3. **`repo.json`**: Configuration for repository handling
   - Located in `api/config/` by default
   - Contains file filters to exclude certain files and directories
   - Defines repository size limits and processing rules

You can customize the configuration directory location using the environment variable:

```
DEEPWIKI_CONFIG_DIR=/path/to/custom/config/dir  # Optional, for custom config file location
```

This allows you to maintain different configurations for various environments or deployment scenarios without modifying the code.

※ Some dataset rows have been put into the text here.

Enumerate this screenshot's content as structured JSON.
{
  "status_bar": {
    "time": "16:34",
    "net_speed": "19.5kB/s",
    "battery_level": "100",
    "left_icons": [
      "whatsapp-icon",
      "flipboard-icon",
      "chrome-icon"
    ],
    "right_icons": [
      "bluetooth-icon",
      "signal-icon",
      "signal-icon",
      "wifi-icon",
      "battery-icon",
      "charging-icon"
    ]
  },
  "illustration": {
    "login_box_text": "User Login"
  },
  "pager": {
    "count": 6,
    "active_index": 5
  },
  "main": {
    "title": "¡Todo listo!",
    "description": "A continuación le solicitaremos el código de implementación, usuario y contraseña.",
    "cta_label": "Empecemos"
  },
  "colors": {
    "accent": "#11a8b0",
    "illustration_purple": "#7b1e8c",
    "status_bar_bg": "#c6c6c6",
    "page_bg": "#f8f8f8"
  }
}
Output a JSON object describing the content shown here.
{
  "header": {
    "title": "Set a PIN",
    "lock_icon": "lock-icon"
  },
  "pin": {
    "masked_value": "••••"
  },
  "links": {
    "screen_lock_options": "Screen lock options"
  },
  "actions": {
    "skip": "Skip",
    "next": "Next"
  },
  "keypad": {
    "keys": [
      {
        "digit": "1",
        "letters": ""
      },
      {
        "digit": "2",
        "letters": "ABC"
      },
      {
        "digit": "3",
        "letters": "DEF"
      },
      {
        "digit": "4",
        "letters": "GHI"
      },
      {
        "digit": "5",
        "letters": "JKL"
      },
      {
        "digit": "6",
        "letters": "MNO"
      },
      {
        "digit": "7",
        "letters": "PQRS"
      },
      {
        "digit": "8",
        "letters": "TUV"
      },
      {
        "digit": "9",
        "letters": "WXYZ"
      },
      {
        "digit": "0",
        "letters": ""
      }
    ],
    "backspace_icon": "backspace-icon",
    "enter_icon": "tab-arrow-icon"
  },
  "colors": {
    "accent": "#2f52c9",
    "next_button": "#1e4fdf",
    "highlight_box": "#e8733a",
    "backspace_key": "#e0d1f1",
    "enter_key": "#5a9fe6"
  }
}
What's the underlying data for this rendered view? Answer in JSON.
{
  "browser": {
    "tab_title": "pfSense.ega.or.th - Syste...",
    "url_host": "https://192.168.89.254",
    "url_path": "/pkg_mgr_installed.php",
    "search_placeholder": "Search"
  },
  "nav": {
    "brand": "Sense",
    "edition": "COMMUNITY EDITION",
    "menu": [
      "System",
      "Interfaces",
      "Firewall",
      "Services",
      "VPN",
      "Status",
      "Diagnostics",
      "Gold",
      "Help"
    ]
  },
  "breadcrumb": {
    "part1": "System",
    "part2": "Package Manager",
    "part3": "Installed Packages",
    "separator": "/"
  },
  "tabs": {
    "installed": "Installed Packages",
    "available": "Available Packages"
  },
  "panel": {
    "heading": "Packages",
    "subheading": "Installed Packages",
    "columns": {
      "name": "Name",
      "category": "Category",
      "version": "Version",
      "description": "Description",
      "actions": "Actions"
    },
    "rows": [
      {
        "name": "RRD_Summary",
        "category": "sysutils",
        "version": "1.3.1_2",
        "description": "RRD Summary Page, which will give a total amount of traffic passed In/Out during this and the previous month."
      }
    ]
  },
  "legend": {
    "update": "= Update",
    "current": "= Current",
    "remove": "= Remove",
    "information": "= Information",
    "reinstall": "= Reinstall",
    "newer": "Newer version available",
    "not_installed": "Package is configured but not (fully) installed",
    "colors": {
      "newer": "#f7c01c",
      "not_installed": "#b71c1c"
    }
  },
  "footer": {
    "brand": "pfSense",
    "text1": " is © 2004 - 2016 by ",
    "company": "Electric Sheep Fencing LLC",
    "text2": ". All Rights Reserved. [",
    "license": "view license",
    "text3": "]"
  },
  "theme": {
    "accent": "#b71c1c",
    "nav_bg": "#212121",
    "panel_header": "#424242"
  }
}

### Step 3: Start the API Server

```bash
# From the project root
python -m api.main
```

The API will be available at `http://localhost:8001`

## 🧠 How It Works

### 1. Repository Indexing
When you provide a GitHub repository URL, the API:
- Clones the repository locally (if not already cloned)
- Reads all files in the repository
- Creates embeddings for the files using OpenAI
- Stores the embeddings in a local database

### 2. Smart Retrieval (RAG)
When you ask a question:
- The API finds the most relevant code snippets
- These snippets are used as context for the AI
- The AI generates a response based on this context

### 3. Real-Time Streaming
- Responses are streamed in real-time
- You see the answer as it's being generated
- This creates a more interactive experience

## 📡 API Endpoints

### GET /
Returns basic API information and available endpoints.

### POST /chat/completions/stream
Streams an AI-generated response about a GitHub repository.

**Request Body:**

```json
{
  "repo_url": "https://github.com/username/repo",
  "messages": [
    {
      "role": "user",
      "content": "What does this repository do?"
    }
  ],
  "filePath": "optional/path/to/file.py"  // Optional
}
```

**Response:**
A streaming response with the generated text.

## 📝 Example Code

```python
import requests

# API endpoint
url = "http://localhost:8001/chat/completions/stream"

# Request data
payload = {
    "repo_url": "https://github.com/AsyncFuncAI/deepwiki-open",
    "messages": [
        {
            "role": "user",
            "content": "Explain how React components work"
        }
    ]
}

# Make streaming request
response = requests.post(url, json=payload, stream=True)

# Process the streaming response
for chunk in response.iter_content(chunk_size=None):
    if chunk:
        print(chunk.decode('utf-8'), end='', flush=True)
```

## 💾 Storage

All data is stored locally on your machine:
- Cloned repositories: `~/.adalflow/repos/`
- Embeddings and indexes: `~/.adalflow/databases/`
- Generated wiki cache: `~/.adalflow/wikicache/`

No cloud storage is used - everything runs on your computer!